In a note to clients, Bank of America Merrill Lynch chief
economist Ethan Harris said "of all the Fed's communications tools,
the minutes seem to be the most confusing to markets." Instead of
the consensus view presented by the official policy statement that
follows each meeting of the Federal Open Market Committee, the
minutes are simply a jumble.
Mr. Harris offered his warning ahead of Wednesday release of the
meeting minutes from the March 18-19 policy meeting. The central
bank releases the minutes of each FOMC meeting three weeks after
the fact. The document isn't a transcript of the conversations had
by central bankers, but it is nevertheless a detailed discussion of
what officials discussed and decided to do.

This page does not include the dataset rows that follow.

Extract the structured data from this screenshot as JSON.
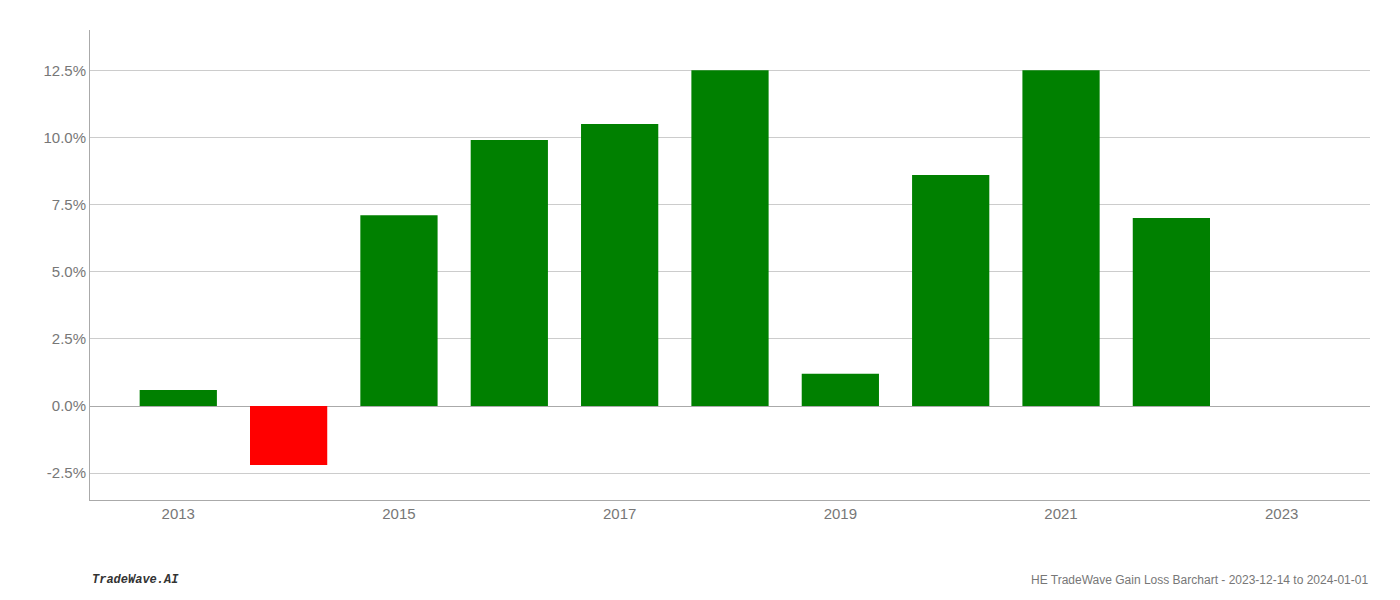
{
  "chart_data": {
    "type": "bar",
    "x": [
      2013,
      2014,
      2015,
      2016,
      2017,
      2018,
      2019,
      2020,
      2021,
      2022
    ],
    "values": [
      0.006,
      -0.022,
      0.071,
      0.099,
      0.105,
      0.125,
      0.012,
      0.086,
      0.125,
      0.07
    ],
    "colors": [
      "#008000",
      "#ff0000",
      "#008000",
      "#008000",
      "#008000",
      "#008000",
      "#008000",
      "#008000",
      "#008000",
      "#008000"
    ],
    "xlim": [
      2012.2,
      2023.8
    ],
    "xticks": [
      2013,
      2015,
      2017,
      2019,
      2021,
      2023
    ],
    "ylim": [
      -0.035,
      0.14
    ],
    "yticks": [
      {
        "value": -0.025,
        "label": "-2.5%"
      },
      {
        "value": 0.0,
        "label": "0.0%"
      },
      {
        "value": 0.025,
        "label": "2.5%"
      },
      {
        "value": 0.05,
        "label": "5.0%"
      },
      {
        "value": 0.075,
        "label": "7.5%"
      },
      {
        "value": 0.1,
        "label": "10.0%"
      },
      {
        "value": 0.125,
        "label": "12.5%"
      }
    ],
    "grid": true,
    "annotations": [
      "TradeWave.AI",
      "HE TradeWave Gain Loss Barchart - 2023-12-14 to 2024-01-01"
    ]
  }
}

As Mr. Harris sees it, the problem with the minutes is the
report doesn't represent the true balance of power on the FOMC.

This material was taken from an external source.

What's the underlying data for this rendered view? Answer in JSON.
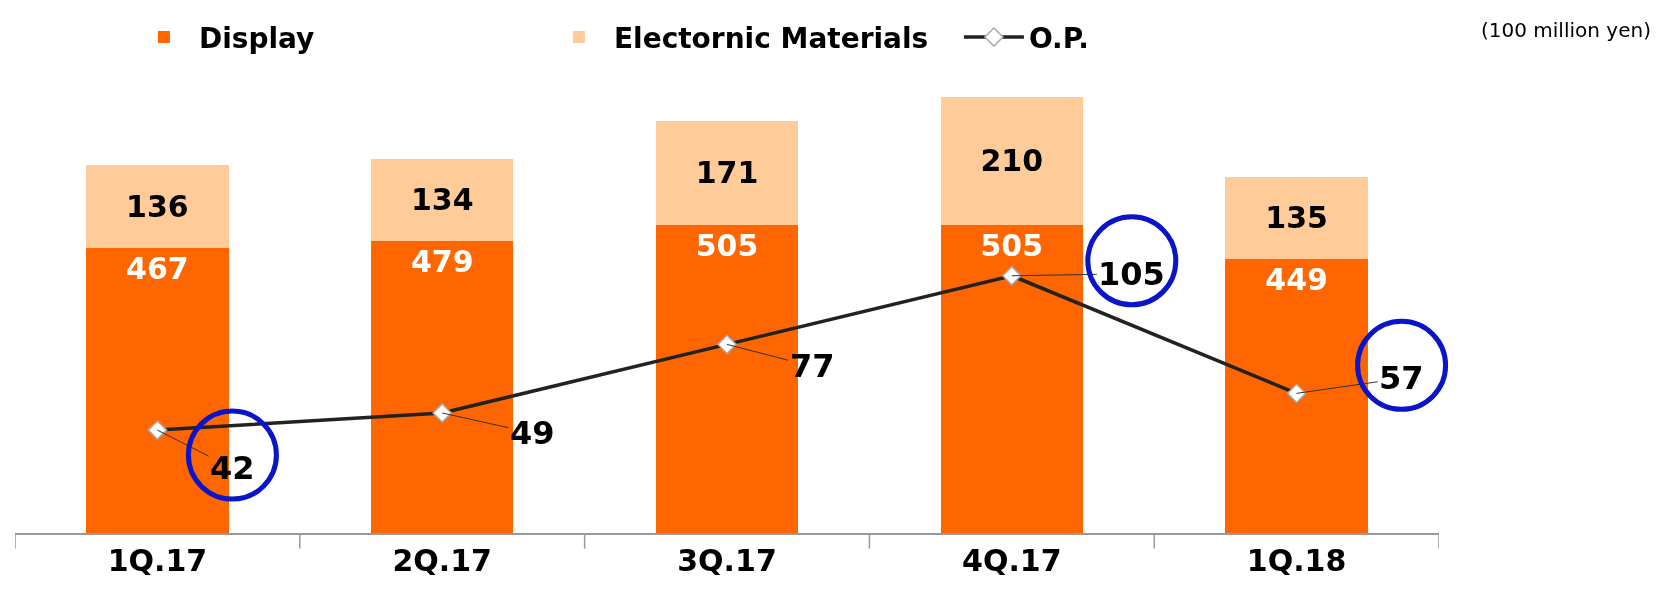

Because all voices on the FOMC are heard and recorded in the
minutes, the document can obscure the strong and dominating role by
Fed Chairwoman Janet Yellen and her Washington-based board of
governors, and New York Fed leader William Dudley. The 12 regional
bank leaders who contribute to FOMC deliberations often hold views
that diverge with Ms. Yellen and her allies. But for some time now,
these dissident and alternative views have rarely influenced the
choices made by the Fed.
"The minutes present a confusing commingling of the views from
the majority voters, dissenters and nonvoters" on the FOMC, Mr.
Harris said. Because there's no weighting of the views, the minutes
can on many occasions seem like the Fed is collectively more
interested in moving away from its current ultra-easy money regime
than is the case.
"The minutes provide a platform for the hawks to protest against
the current policy" supported by core of Fed officials, who have
been consistently supportive of aggressive action to lower
unemployment and push inflation back towards the Fed's 2% target,
the economist said.
The meeting minutes for the Fed's January meeting are emblematic
of the communications challenge faced by the Fed. In that document,
"a few participants raised the possibility that it might be
appropriate to increase the federal funds rate relatively
soon."
For many in the market, that sentence conveyed a subtle shift in
the Fed outlook, suggesting that the potential timing of interest
rate increases may be closer at hand than had been expected. But
that sentence also wasn't a good guide to the true outlook.
Core Fed officials, as well as Fed official forecasts, have
shown little movement in the central bank's expectation that a rate
increase won't come until some time in 2015. A few of the Fed's
more hawkish members may want earlier rate hikes, but those views
have thus far proven completely unpersuasive to officials like Ms.
Yellen, Mr. Dudley and other easy money policy supporter.